La mise en récit du poème, ou la culture du bouche-à-oreille

2Dans la tradition du roman pastoral français, dont on peut situer l’essor entre les années 1570 (La Pyrénée de François de Belleforest paraît en 1571) et 16307, on peut dire que les poèmes de L’Astrée d’Honoré d’Urfé représentent un point d’acmé : aucun auteur français avant lui n’avait inséré un aussi grand nombre de poèmes dans une fiction pastorale, ni un ensemble de vers et de formes poétiques aussi varié8 (ce qui confirme l’importance, en particulier pour ce qui concerne la partie versifiée de L’Astrée, du modèle de la Diana de Montemayor9). Il est également frappant de constater que dans le genre de la fiction pastorale, les vers se feront de plus en plus rares à partir des années 1620, phénomène qu’il faut certainement relier à la régulation, à cette même époque, de la vraisemblance10. Plusieurs décennies plus tard, Charles Sorel, jetant un regard rétrospectif sur la production romanesque des auteurs baroques dans le chapitre intitulé « Censure des fables et des romans », au sein de son essai De la connoissance des bons livres, ou examen de plusieurs autheurs, fera du poème inséré l’un des symptômes les plus évidents d’une poétique jugée invraisemblable et déréglée :

ces personnages rustiques font leurs recherches avec les mesmes artifices que les Courtisans les plus polis ; Ils escrivent des Lettres fort eloquentes et fort tendres ; Ils composent des Vers merveilleux & les chantent si bien qu’ils ravissent ceux qui les écoutent […] (1671, p. 101-102).

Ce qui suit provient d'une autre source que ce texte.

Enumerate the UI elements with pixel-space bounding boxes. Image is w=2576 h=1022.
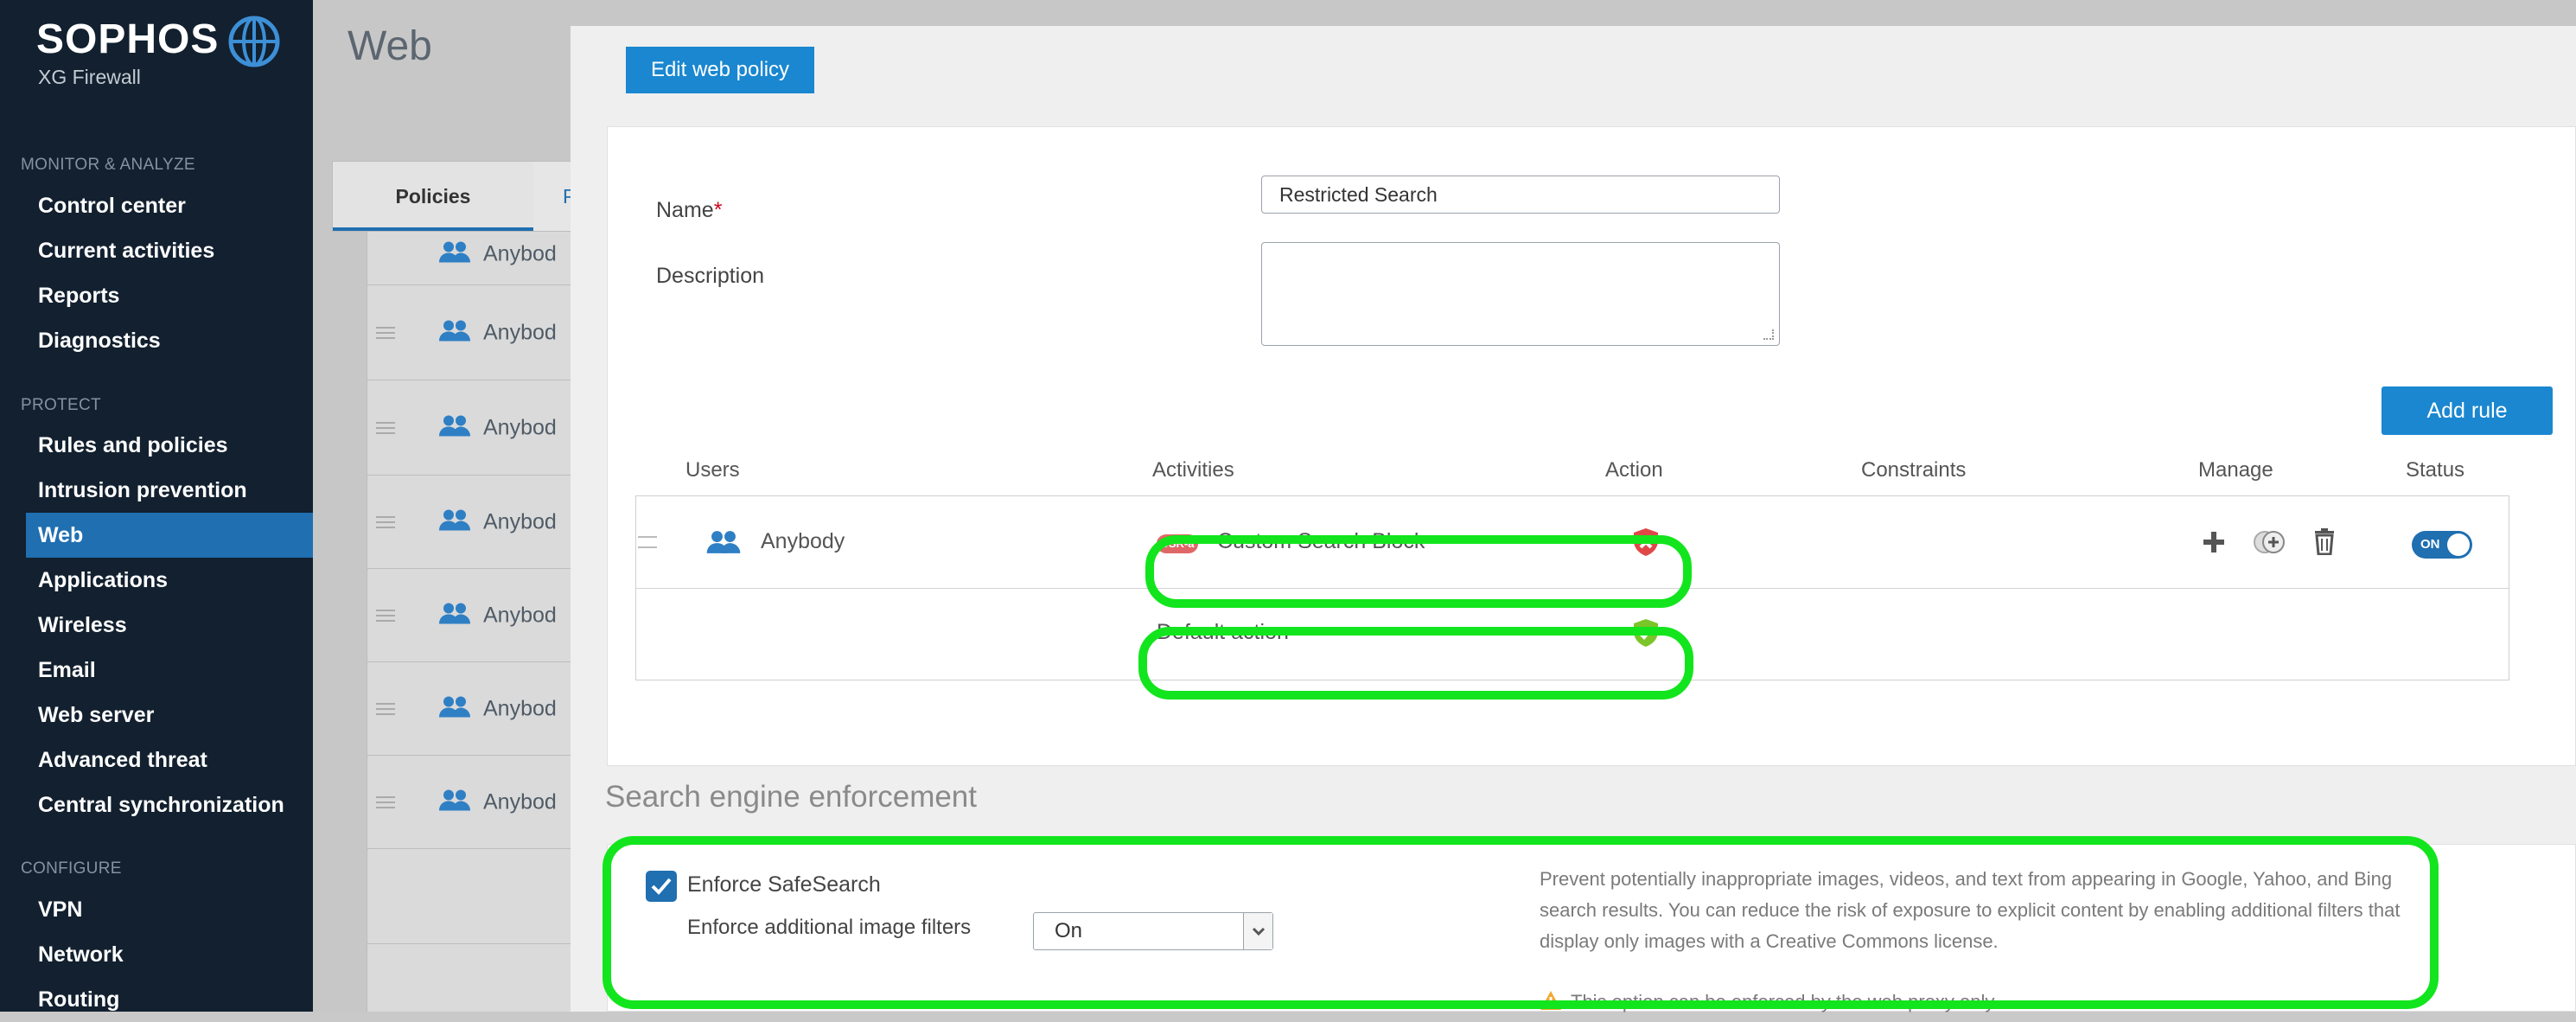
globe-logo-icon (228, 16, 280, 67)
column-header-manage: Manage (2198, 458, 2273, 482)
description-label: Description (656, 264, 765, 288)
nav-network[interactable]: Network (0, 932, 313, 977)
drag-handle-icon[interactable] (376, 421, 395, 434)
rule-user: Anybody (761, 529, 845, 553)
edit-web-policy-dialog: Edit web policy Name* Restricted Search … (571, 26, 2576, 1012)
drag-handle-icon[interactable] (638, 536, 657, 548)
nav-section-protect: PROTECT (21, 396, 101, 414)
nav-wireless[interactable]: Wireless (0, 603, 313, 648)
list-item-label: Anybod (483, 509, 557, 533)
search-engine-panel: Enforce SafeSearch Enforce additional im… (603, 836, 2576, 1012)
column-header-activities: Activities (1152, 458, 1234, 482)
brand-name: SOPHOS (36, 16, 220, 62)
name-input[interactable]: Restricted Search (1261, 176, 1780, 214)
nav-applications[interactable]: Applications (0, 558, 313, 603)
tab-policies[interactable]: Policies (333, 162, 533, 231)
product-name: XG Firewall (38, 66, 141, 88)
list-item-label: Anybod (483, 603, 557, 627)
search-engine-section-title: Search engine enforcement (605, 780, 977, 814)
clone-icon[interactable] (2253, 529, 2287, 559)
nav-section-configure: CONFIGURE (21, 859, 122, 878)
required-marker: * (713, 198, 723, 222)
drag-handle-icon[interactable] (376, 609, 395, 622)
nav-rules-and-policies[interactable]: Rules and policies (0, 423, 313, 468)
users-icon (438, 318, 471, 347)
nav-vpn[interactable]: VPN (0, 887, 313, 932)
nav-reports[interactable]: Reports (0, 273, 313, 318)
name-label: Name* (656, 198, 723, 222)
nav-routing[interactable]: Routing (0, 977, 313, 1022)
drag-handle-icon[interactable] (376, 795, 395, 808)
add-rule-button[interactable]: Add rule (2382, 386, 2553, 435)
column-header-status: Status (2406, 458, 2465, 482)
policy-panel: Name* Restricted Search Description Add … (607, 126, 2576, 766)
users-icon (438, 601, 471, 629)
list-item-label: Anybod (483, 789, 557, 814)
users-icon (438, 413, 471, 442)
column-header-action: Action (1605, 458, 1663, 482)
users-icon (438, 788, 471, 816)
list-item-label: Anybod (483, 320, 557, 344)
nav-diagnostics[interactable]: Diagnostics (0, 318, 313, 363)
nav-web-server[interactable]: Web server (0, 693, 313, 738)
nav-section-monitor: MONITOR & ANALYZE (21, 156, 195, 174)
highlight-custom-search-block (1145, 535, 1692, 608)
drag-handle-icon[interactable] (376, 702, 395, 715)
nav-web[interactable]: Web (26, 513, 313, 558)
column-header-constraints: Constraints (1861, 458, 1967, 482)
nav-central-synchronization[interactable]: Central synchronization (0, 782, 313, 827)
nav-current-activities[interactable]: Current activities (0, 228, 313, 273)
users-icon (705, 529, 742, 559)
edit-web-policy-title: Edit web policy (626, 47, 814, 93)
nav-advanced-threat[interactable]: Advanced threat (0, 738, 313, 782)
delete-icon[interactable] (2313, 527, 2336, 559)
sidebar: SOPHOS XG Firewall MONITOR & ANALYZE Con… (0, 0, 313, 1012)
users-icon (438, 694, 471, 723)
list-item-label: Anybod (483, 415, 557, 439)
drag-handle-icon[interactable] (376, 515, 395, 528)
users-icon (438, 508, 471, 536)
nav-intrusion-prevention[interactable]: Intrusion prevention (0, 468, 313, 513)
users-icon (438, 240, 471, 268)
column-header-users: Users (685, 458, 740, 482)
add-icon[interactable] (2201, 529, 2227, 559)
status-toggle[interactable]: ON (2412, 531, 2472, 559)
description-textarea[interactable] (1261, 242, 1780, 346)
nav-control-center[interactable]: Control center (0, 183, 313, 228)
list-item-label: Anybod (483, 241, 557, 265)
drag-handle-icon[interactable] (376, 326, 395, 339)
nav-email[interactable]: Email (0, 648, 313, 693)
highlight-default-action (1138, 627, 1693, 699)
highlight-safesearch (603, 836, 2439, 1009)
toggle-knob (2447, 533, 2470, 556)
status-toggle-label: ON (2420, 537, 2440, 552)
list-item-label: Anybod (483, 696, 557, 720)
page-title: Web (348, 23, 432, 69)
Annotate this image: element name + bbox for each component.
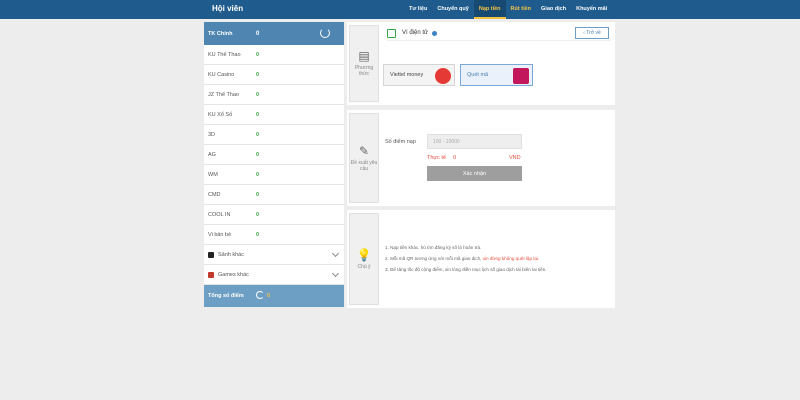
viettel-logo-icon	[435, 68, 451, 84]
sidebar-item-ku-the-thao: KU Thể Thao 0	[204, 45, 344, 65]
sidebar-item-ag: AG 0	[204, 145, 344, 165]
nav-chuyen-quy[interactable]: Chuyển quỹ	[432, 0, 473, 19]
sidebar-item-label: WM	[208, 171, 218, 178]
sidebar-item-label: CMD	[208, 191, 221, 198]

3Si Urfé, dans sa pratique du roman pastoral, a donc cultivé l’une des conventions les plus artificielles du genre, cela n’a pas été sans des ajustements qui allaient dans le sens d’une forte intégration des formes poétiques à la syntaxe du récit et à son enchaînement vraisemblable : à la différence du monologue dramatique, dont l’utilisation fait elle aussi l’objet d’un réglage à la même époque, l’énonciation des poèmes de L’Astrée est massivement représentée dans des cadres collectifs qui motivent et rendent plausible leur circulation dans le monde du Forez, par la voie du bouche-à-oreille. Ce choix poétique distingue fortement Urfé de ses devanciers. Il est ainsi remarquable que la scène inaugurale de la Diana de Montemayor, qui représentait la plainte monologuée du Berger Sirène suivie de celle Silvan11, soit réécrite par Urfé à la fin, et non au début de la première partie, lorsque Céladon chante dans les bois ses « Ressouvenirs » (12, p. 677) et qu’il rencontre Tyrcis qui soupire quant à lui ses stances « Sur une trop prompte mort » (p. 680) : là où Montemayor place d’emblée son œuvre sous le signe de la solitude mélancolique des bergers, ce topos offre à Urfé (qui choisit pour sa part, rappelons-le, un incipit dramatisé et in medias res sur le modèle d’Héliodore) une sorte de péroraison poétique lui permettant de clore le premier cycle de son œuvre dans une apothéose lyrique. Les autres poèmes de L’Astrée ne sont presque jamais chantés dans une solitude absolue, soit parce qu’ils sont énoncés au sein d’une histoire enchâssée écoutée par des auditeurs intradiégétiques (sur les 45 poèmes de la première partie de 1612, c’est le cas de 36 d’entre eux soit un pourcentage de 80%), soit parce qu’au sein du récit-cadre ils sont énoncés en présence d’auditeurs12, ou encore parce que, récités solitairement, ils sont entendus par des auditrices indiscrètes (VIII, p. 447).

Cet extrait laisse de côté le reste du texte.